Ma chi era l’uomo di Neanderthal che ha trasmesso a distanza di almeno 30mila anni dalla sua totale estinzione questi geni che predispongono alle forme più gravi di Covid? L'Homo neanderthalensis era un ominide che i paleontologi hanno descritto come apparso sulla Terra 200mila anni fa, in Europa e in Asia, e poi estintosi, soppiantato dall’Homo Sapiens (il nostro principale progenitore) attraverso un fenomeno di sostituzione etnica ante litteram.

È stata di recente formulata una teoria che ipotizza che l'uomo di Neanderthal si sia estinto anche per la sua scarsa capacità di adattarsi alla cultura progressista del Sapiens e delle forme tecnologiche e sociali più "avanzate" introdotte da questo. Insomma, il reazionario troglodita ebbe la peggio nei confronti della modernità che avanzava, ma una parte del suo genoma indietrista riuscì a sopravvivere. Altre teorie infatti sostengono che prima della sua estinzione ci fosse stato un fenomeno di ibridazione biologica: attraverso “unioni miste” interazziali tra i Sapiens e i Neanderthal. Attraverso questo meticciato alcuni geni sarebbero sopravvissuti e avrebbero attraversato i millenni per determinare la debolezza nei confronti del Covid dei loro portatori. Sarebbe interessante capire se e quanto questa eredità dal Paleolitico possa avere influenza su altre malattie, dal diabete ai tumori e così via. In attesa di ulteriori studi, nel frattempo si esulta per aver trovato il motivo di tante morti nel troglodita, e non nei protocolli di “tachipirina  e vigile attesa” o nella gestione complessiva dell’emergenza negli ospedali o sul territorio.
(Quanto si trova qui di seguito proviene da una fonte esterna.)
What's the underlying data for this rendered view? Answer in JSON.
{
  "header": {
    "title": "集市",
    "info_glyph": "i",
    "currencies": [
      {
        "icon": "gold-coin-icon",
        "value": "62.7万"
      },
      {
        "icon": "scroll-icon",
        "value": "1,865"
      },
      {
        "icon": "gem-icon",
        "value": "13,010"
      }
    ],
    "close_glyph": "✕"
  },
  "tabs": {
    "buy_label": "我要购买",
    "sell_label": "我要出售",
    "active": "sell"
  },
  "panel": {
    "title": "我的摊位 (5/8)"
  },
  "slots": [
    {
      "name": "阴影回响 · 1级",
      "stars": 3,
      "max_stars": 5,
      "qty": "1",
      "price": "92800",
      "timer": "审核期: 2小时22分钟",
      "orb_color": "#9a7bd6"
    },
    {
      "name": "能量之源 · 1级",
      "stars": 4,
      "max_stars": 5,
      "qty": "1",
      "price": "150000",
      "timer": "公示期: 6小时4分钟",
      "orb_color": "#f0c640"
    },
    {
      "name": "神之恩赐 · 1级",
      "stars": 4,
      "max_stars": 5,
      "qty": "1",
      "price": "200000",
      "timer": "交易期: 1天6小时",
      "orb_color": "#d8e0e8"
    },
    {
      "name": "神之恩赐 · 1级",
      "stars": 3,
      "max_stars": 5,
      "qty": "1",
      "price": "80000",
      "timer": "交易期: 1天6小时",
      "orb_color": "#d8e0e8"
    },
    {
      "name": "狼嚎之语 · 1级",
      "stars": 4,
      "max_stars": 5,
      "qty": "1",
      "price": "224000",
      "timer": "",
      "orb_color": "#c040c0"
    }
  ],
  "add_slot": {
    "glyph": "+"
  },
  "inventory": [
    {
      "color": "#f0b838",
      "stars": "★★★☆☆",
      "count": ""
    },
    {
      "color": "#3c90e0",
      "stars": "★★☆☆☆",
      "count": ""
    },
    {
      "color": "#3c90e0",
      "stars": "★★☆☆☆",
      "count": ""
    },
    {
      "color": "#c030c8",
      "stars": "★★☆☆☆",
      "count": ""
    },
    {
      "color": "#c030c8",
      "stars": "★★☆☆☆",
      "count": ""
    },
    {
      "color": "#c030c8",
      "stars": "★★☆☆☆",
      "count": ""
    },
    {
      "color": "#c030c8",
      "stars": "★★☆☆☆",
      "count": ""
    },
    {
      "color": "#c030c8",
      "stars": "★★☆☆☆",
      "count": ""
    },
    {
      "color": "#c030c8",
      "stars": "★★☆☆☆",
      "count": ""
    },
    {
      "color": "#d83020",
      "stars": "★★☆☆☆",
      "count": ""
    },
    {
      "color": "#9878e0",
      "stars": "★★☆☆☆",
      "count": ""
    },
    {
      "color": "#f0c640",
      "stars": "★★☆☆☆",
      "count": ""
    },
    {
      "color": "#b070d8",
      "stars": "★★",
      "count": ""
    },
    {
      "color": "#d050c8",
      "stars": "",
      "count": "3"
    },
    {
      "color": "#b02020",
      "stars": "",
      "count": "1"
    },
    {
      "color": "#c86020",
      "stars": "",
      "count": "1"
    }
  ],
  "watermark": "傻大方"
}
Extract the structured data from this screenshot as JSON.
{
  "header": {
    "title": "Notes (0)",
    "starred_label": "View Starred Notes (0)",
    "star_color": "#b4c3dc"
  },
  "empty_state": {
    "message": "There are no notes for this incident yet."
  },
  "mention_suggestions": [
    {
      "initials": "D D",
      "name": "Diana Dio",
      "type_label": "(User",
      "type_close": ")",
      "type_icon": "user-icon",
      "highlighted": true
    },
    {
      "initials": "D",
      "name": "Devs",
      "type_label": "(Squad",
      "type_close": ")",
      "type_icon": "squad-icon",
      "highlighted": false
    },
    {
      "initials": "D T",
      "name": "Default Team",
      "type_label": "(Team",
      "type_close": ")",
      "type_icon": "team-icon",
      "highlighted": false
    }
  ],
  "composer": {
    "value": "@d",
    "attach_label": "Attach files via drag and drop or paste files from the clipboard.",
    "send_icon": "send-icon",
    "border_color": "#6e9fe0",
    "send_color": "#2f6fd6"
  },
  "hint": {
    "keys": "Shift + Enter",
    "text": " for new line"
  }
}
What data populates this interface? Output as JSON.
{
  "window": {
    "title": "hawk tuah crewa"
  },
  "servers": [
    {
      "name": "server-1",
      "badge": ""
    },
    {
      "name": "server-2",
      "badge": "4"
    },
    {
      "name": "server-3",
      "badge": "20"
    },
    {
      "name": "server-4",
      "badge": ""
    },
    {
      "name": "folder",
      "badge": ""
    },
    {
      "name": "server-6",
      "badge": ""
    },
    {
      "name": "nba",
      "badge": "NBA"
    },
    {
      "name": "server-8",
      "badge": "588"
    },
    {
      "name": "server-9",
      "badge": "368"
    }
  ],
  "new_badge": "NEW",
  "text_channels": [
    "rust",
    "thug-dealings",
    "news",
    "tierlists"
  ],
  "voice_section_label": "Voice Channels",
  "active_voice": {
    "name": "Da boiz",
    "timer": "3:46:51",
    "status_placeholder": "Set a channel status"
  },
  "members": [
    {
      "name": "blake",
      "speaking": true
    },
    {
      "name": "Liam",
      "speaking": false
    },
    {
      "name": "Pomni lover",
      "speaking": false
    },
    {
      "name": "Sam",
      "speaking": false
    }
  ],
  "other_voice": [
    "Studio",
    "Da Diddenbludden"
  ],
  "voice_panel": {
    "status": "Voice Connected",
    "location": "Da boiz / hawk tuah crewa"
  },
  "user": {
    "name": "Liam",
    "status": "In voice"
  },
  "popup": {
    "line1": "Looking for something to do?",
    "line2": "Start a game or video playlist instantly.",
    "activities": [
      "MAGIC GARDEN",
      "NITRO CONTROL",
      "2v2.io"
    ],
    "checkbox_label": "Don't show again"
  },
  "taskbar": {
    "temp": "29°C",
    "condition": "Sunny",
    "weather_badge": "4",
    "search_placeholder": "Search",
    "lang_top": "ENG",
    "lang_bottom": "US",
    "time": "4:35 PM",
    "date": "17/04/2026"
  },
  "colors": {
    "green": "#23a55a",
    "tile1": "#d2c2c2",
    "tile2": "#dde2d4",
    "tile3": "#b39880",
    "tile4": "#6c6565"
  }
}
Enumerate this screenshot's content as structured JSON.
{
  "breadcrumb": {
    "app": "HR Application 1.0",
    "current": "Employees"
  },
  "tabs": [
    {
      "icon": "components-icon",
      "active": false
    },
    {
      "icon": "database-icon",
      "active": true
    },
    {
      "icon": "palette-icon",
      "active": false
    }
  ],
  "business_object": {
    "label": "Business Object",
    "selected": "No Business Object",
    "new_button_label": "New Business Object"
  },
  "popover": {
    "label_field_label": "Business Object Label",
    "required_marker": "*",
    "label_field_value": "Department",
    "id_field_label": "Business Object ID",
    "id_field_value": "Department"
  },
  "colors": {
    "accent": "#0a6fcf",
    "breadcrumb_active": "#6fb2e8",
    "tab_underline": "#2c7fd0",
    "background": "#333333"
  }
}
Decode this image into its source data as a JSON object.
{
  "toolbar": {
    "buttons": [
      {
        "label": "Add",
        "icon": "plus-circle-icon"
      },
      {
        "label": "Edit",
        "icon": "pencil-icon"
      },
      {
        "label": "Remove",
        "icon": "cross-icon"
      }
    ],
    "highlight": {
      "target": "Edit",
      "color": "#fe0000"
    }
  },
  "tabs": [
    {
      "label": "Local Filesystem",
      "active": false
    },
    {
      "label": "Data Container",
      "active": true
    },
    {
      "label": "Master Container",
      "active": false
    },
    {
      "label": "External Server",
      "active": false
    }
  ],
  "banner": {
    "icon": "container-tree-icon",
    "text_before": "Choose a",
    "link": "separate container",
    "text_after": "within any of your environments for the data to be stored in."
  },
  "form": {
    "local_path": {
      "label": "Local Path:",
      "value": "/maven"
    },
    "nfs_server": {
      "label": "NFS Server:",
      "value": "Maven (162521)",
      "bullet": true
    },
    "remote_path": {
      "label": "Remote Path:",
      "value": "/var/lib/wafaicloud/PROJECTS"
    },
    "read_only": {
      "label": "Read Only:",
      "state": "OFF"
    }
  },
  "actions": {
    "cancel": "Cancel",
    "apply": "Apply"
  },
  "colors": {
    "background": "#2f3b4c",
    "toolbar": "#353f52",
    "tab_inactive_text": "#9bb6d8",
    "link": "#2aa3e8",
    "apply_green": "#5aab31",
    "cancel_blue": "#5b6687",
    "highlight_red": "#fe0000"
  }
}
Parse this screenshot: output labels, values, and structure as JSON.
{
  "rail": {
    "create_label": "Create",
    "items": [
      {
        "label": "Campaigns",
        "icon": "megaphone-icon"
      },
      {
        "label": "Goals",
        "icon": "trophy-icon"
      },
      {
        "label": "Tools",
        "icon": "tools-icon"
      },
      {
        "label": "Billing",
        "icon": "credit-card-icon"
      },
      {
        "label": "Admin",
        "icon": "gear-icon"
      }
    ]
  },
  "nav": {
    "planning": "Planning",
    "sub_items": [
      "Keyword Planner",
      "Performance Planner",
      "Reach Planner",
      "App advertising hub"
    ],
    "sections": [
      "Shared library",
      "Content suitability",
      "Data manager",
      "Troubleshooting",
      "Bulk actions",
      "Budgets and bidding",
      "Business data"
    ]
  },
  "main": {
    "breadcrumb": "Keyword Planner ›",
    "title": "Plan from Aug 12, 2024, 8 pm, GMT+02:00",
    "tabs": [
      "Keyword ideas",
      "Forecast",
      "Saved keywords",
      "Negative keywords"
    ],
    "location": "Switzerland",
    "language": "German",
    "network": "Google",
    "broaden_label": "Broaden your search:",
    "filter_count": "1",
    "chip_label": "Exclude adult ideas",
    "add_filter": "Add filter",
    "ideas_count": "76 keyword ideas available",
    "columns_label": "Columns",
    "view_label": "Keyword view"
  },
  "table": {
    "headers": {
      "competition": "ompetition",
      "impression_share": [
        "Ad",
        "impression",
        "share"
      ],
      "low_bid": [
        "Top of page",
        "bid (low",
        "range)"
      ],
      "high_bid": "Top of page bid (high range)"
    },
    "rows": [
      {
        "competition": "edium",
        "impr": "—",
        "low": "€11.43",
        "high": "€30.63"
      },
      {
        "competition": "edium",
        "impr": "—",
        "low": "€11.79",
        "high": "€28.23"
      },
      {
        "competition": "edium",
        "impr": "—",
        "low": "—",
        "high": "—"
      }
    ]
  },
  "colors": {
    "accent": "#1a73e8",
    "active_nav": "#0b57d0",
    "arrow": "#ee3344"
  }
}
“Oggi per me è un giorno speciale”, ha dichiarato il presidente della Regione, Attilio Fontana, in occasione della presentazione dello studio. “I risultati della ricerca compiuta dal professor Remuzzi e dai suoi collaboratori dell’Istituto Mario Negri, danno una risposta, certamente non definitiva ma assolutamente importante, a uno dei quesiti che chiunque di noi si è posto nel bel mezzo della pandemia: perché alcuni contraggono il virus in modo asintomatico e altri in forma grave e ahimè talvolta con drammatici epiloghi?”. Per Fontana, i risultati dello studio “aprono uno scenario che senza dubbio potrà aiutare ad affinare le cure e magari impedire che il virus possa mietere altre vittime nei soggetti a rischio”. Non è ben chiaro come, dal momento che non è possibile correggere il genoma di questi soggetti. Sebbene il materiale genetico dei resti scheletrici dell’uomo di Neanderthal siano sempre stati giudicati insufficienti da biologi e paleontologi, il Mario Negri avrebbe con sicurezza stabilito che il 7% della popolazione italica ha queste tracce dell’uomo dell’età della pietra nel proprio DNA, ed è quindi inesorabilmente predisposto a forme gravi di Covid.

Tuttavia, prima che la gente spaventata da questa notizia corra a farsi fare esami genetici, è bene che si sappia una volta per tutte che la gravità della COVID-19 più che dai presunti resti genetici del troglodita estinto da 30mila anni è stata provocata soprattutto dall’età (l'età media dei morti è stata di oltre 80 anni) e da altre condizioni come diabete, cardiopatie, obesità, e non da ultimo cure tardive o sbagliate. Attribuire la gravità della pandemia al fattore-preistoria è solo facile riduzionismo scientista, un determinismo fatalista molto comodo per chi non voglia accertare le responsabilità di ciò che è accaduto, ma anche un riportare il dibattito scientifico al fondamentalismo evoluzionista.